Papua New Guinea's petroleum minister on Wednesday brushed aside claims that a multi-billion-dollar liquefied natural gas project was struggling to secure funding, telling AFP he had received assurances from partner TotalEnergies that things are on track.

Petroleum Minister Jimmy Maladina said the French energy giant was "very comfortable" about securing funding for the roughly US$12 billion Papua LNG project, despite European banks' increased reluctance to fund new fossil fuel projects.

Maladina said TotalEnergies was looking for financing options "worldwide", and he suggested non-governmental groups were "trying to influence European banks" to blacklist the project, but insisted they "have not been too successful."

French media recently reported Credit Agricole and a string of Australian and European banks were unwilling to invest.

The issue comes at a sensitive time for the project, with a final investment decision expected this year.

In all, Papua LNG would include several wells, a processing plant, a pipeline stretching hundreds of kilometres (miles) and liquefaction units.

Throughout its lifetime, the project is expected to produce the equivalent of about one billion barrels of oil, according to TotalEnergies.

It is seen as pivotal for the economic development of Papua New Guinea, one of the poorest countries in the Pacific.

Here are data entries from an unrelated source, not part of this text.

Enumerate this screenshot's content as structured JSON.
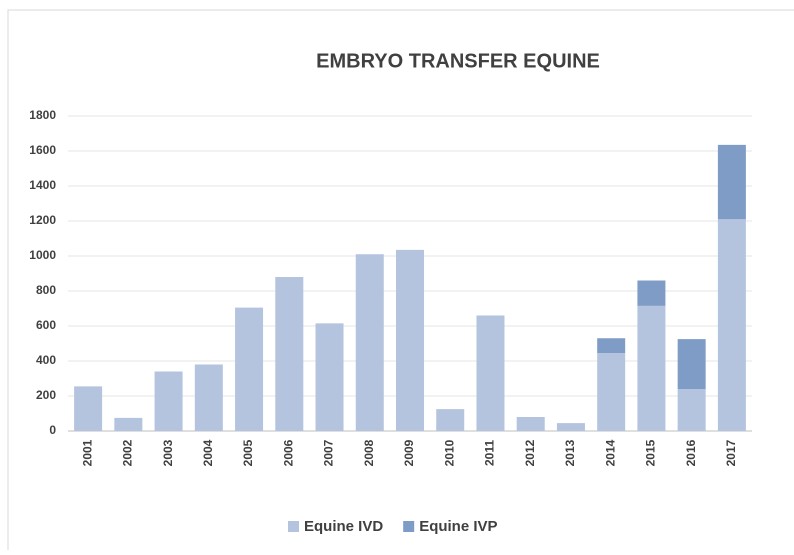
{
  "chart_data": {
    "type": "stacked_bar",
    "title": "EMBRYO TRANSFER EQUINE",
    "categories": [
      "2001",
      "2002",
      "2003",
      "2004",
      "2005",
      "2006",
      "2007",
      "2008",
      "2009",
      "2010",
      "2011",
      "2012",
      "2013",
      "2014",
      "2015",
      "2016",
      "2017"
    ],
    "series": [
      {
        "name": "Equine IVD",
        "color": "#b4c3de",
        "values": [
          255,
          75,
          340,
          380,
          705,
          880,
          615,
          1010,
          1035,
          125,
          660,
          80,
          45,
          445,
          715,
          240,
          1210
        ]
      },
      {
        "name": "Equine IVP",
        "color": "#7f9cc6",
        "values": [
          0,
          0,
          0,
          0,
          0,
          0,
          0,
          0,
          0,
          0,
          0,
          0,
          0,
          85,
          145,
          285,
          425
        ]
      }
    ],
    "ylim": [
      0,
      1800
    ],
    "yticks": [
      0,
      200,
      400,
      600,
      800,
      1000,
      1200,
      1400,
      1600,
      1800
    ],
    "grid": true,
    "legend": "bottom"
  }
}
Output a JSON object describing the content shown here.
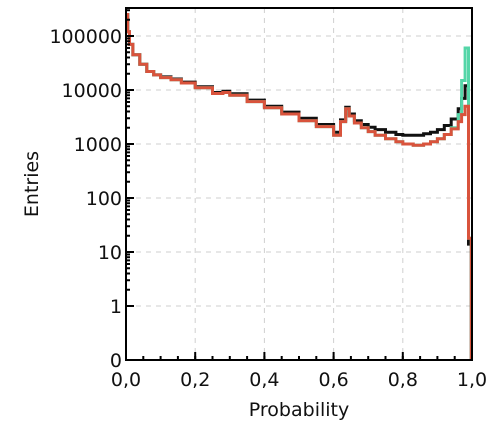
{
  "chart_data": {
    "type": "line",
    "title": "",
    "xlabel": "Probability",
    "ylabel": "Entries",
    "xlim": [
      0.0,
      1.0
    ],
    "ylim": [
      0,
      200000
    ],
    "yscale": "log",
    "grid": true,
    "xtick_labels": [
      "0,0",
      "0,2",
      "0,4",
      "0,6",
      "0,8",
      "1,0"
    ],
    "xtick_values": [
      0.0,
      0.2,
      0.4,
      0.6,
      0.8,
      1.0
    ],
    "ytick_labels": [
      "0",
      "1",
      "10",
      "100",
      "1000",
      "10000",
      "100000"
    ],
    "ytick_values": [
      0,
      1,
      10,
      100,
      1000,
      10000,
      100000
    ],
    "series": [
      {
        "color": "#111111",
        "x": [
          0.0,
          0.005,
          0.01,
          0.02,
          0.04,
          0.06,
          0.08,
          0.1,
          0.13,
          0.16,
          0.2,
          0.25,
          0.28,
          0.3,
          0.35,
          0.4,
          0.45,
          0.5,
          0.55,
          0.6,
          0.62,
          0.635,
          0.645,
          0.66,
          0.68,
          0.7,
          0.72,
          0.75,
          0.78,
          0.8,
          0.83,
          0.86,
          0.88,
          0.9,
          0.92,
          0.94,
          0.96,
          0.97,
          0.98,
          0.99
        ],
        "values": [
          250000,
          120000,
          70000,
          45000,
          30000,
          22000,
          19000,
          17500,
          16000,
          14000,
          11500,
          9000,
          9500,
          8500,
          6500,
          5000,
          3900,
          3000,
          2300,
          1650,
          2800,
          4800,
          3600,
          2700,
          2300,
          2050,
          1850,
          1650,
          1500,
          1450,
          1450,
          1550,
          1650,
          1850,
          2200,
          2900,
          4500,
          7000,
          12000,
          14
        ]
      },
      {
        "color": "#55d6a8",
        "x": [
          0.0,
          0.005,
          0.01,
          0.02,
          0.04,
          0.06,
          0.08,
          0.1,
          0.13,
          0.16,
          0.2,
          0.25,
          0.28,
          0.3,
          0.35,
          0.4,
          0.45,
          0.5,
          0.55,
          0.6,
          0.62,
          0.635,
          0.645,
          0.66,
          0.68,
          0.7,
          0.72,
          0.75,
          0.78,
          0.8,
          0.83,
          0.86,
          0.88,
          0.9,
          0.92,
          0.94,
          0.96,
          0.97,
          0.98,
          0.99
        ],
        "values": [
          250000,
          120000,
          70000,
          45000,
          30000,
          22000,
          19000,
          17000,
          15500,
          13500,
          11000,
          8600,
          9000,
          8000,
          6100,
          4700,
          3600,
          2700,
          2100,
          1450,
          2600,
          4500,
          3300,
          2450,
          2000,
          1700,
          1450,
          1250,
          1100,
          1000,
          950,
          1000,
          1100,
          1250,
          1500,
          2000,
          3500,
          15000,
          60000,
          18
        ]
      },
      {
        "color": "#d9533c",
        "x": [
          0.0,
          0.005,
          0.01,
          0.02,
          0.04,
          0.06,
          0.08,
          0.1,
          0.13,
          0.16,
          0.2,
          0.25,
          0.28,
          0.3,
          0.35,
          0.4,
          0.45,
          0.5,
          0.55,
          0.6,
          0.62,
          0.635,
          0.645,
          0.66,
          0.68,
          0.7,
          0.72,
          0.75,
          0.78,
          0.8,
          0.83,
          0.86,
          0.88,
          0.9,
          0.92,
          0.94,
          0.96,
          0.97,
          0.98,
          0.99
        ],
        "values": [
          250000,
          120000,
          70000,
          45000,
          30000,
          22000,
          19000,
          17000,
          15500,
          13500,
          11000,
          8600,
          9000,
          8000,
          6100,
          4700,
          3600,
          2700,
          2100,
          1450,
          2600,
          4500,
          3300,
          2450,
          2000,
          1700,
          1450,
          1250,
          1100,
          1000,
          950,
          1000,
          1100,
          1250,
          1500,
          1900,
          2600,
          3500,
          5000,
          18
        ]
      }
    ]
  }
}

But critics say that will only help pump yet more Earth-warming carbon into the atmosphere and stoke dependence on fossil fuels.

In a statement, TotalEnergies said that "for some years European banks have been under pressure not to finance any new fossil projects."

The firm said it was looking at possible lenders "mainly from the US or Asia" and that Credit Agricole continues to be a financial advisor to the project, coordinating the selection of would-be lenders.

"TotalEnergies and its partners are still actively progressing on financing," the company said.